OBSERVATIONS DE M. LE CAT , SECRÉTAIRE PERPÉTUEL DE l'ACADÉMIE DES SCIENCES DE ROUEN, SUR LE DÉSAVEU DE l'ACADÉMIE DE DIJON, PAR l'AUTEUR DE LA RÉFUTATION DU DISCOURS DU CITOYEN DE GENEVE, &c.






[Août 25, 1752 == Du Peyrou/Moultou 1780-89 quarto édition, t.
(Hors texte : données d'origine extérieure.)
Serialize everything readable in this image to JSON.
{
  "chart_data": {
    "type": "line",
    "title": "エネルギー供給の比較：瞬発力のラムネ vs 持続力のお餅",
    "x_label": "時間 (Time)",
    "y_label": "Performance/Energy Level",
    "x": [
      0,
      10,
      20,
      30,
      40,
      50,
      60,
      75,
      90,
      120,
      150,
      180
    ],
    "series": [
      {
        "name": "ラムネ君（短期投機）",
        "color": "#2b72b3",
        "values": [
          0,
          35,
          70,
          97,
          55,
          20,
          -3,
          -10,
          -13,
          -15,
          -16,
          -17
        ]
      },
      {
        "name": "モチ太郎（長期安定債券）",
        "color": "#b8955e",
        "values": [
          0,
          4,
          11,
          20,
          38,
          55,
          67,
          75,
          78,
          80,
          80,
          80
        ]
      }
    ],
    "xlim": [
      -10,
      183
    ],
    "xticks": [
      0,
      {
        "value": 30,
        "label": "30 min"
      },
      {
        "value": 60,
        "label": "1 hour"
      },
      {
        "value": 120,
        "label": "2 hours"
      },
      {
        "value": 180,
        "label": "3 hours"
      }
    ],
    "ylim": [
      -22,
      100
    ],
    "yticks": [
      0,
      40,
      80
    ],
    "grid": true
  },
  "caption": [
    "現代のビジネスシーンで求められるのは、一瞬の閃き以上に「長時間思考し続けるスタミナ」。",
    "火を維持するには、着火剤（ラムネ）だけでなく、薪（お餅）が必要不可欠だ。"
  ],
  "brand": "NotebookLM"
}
XIII, pp. 182-195.]






OBSERVATIONS DE M. Le Cat , Secrétaire perpétuel de l'Académie des Sciences de Rouen , sur le désaveu de l'Académie de Dijon, par l'Auteur de la Réfutation du Discours du Citoyen de Geneve, &c.* [*Dans ces Observations qui parurent dans une brochure in. 8. sous le titre de Londres chez Kilmornek, M. Le Cat se reconnoît l'Auteur des deux pieces précédentes.]




[182] L' Intérêt seul des Sciences & des Beaux-Arts m'a fait entreprendre la réfutation du discours du Citoyen de Geneve, qui les regarde comme un des principes de la corruption des moeurs.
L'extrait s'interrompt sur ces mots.